Alternatives Considered
Differential deployment topology — in-process cache locally, external Redis in production. Rejected by Frank explicitly: “no way I am delivering different solutions.” Doubles maintenance surface; introduces drift between modes; means local bugs reproduce poorly in production and vice versa. The deployment-topology choice should be the same in every environment. Embedded Redis in same container as the middle option (between in-process-cache and external Redis). Rejected as the exclusive local option but adopted as the uniform option once we committed to one topology everywhere. Addssupervisord / s6-overlay operational surface, but that surface is paid once and is consistent — and the uniformity benefit dominates.
Keep _active_master / _active_peers as the canonical readers, fix Postgres to stay in sync with Redis. Rejected. This is the inverse direction: it preserves the Postgres-first read path and adds dual-write complexity. Every write site must now succeed against both stores, with rollback semantics on partial failure. Higher complexity, more failure modes, and still doesn’t fix the core abstraction leak — multiple services would still know Redis exists.

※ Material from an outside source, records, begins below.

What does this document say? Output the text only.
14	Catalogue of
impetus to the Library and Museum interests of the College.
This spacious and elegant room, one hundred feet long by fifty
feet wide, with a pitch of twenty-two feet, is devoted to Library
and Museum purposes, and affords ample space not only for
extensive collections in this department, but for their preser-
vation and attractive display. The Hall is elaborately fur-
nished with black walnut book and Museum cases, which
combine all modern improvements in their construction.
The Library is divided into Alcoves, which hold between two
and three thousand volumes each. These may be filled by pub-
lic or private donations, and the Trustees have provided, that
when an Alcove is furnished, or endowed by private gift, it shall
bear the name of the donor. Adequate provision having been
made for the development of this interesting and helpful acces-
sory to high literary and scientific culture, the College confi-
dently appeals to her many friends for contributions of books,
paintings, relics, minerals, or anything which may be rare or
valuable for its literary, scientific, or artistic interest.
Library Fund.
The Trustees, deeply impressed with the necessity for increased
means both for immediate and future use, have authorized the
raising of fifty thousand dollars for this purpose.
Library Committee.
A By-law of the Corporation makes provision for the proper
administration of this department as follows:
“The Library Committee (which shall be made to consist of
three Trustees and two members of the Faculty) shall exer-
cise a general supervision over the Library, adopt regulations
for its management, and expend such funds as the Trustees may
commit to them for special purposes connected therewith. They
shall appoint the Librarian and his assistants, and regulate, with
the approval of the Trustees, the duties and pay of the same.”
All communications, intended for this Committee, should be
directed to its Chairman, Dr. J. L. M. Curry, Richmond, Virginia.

Keep direct SessionStore imports across services, just make sure they all stay in sync. Rejected. Distributed consistency through convention always loses to consistency through abstraction. Five services importing the same Redis client is five places to forget a TTL, mishandle a key prefix, or fall behind a schema migration. SM as the sole Redis owner makes the contract enforceable by the type system (importing SessionStore outside session_manager/ becomes a lint violation).
Hide Redis behind SM, but keep services hitting Postgres directly for “read-only audit-style queries” on runtime data. Rejected. The whole point is one source of truth on the hot path. “Read-only audit query against runtime state” is a contradiction — if the data is runtime-relevant the audit query will diverge from the runtime view, and we just spent a day debugging that exact pattern. Audit queries against historical session lifecycle (rolled out of Redis, durably stored in Postgres) are fine and remain Postgres-direct; queries about current state go through SM regardless of intent.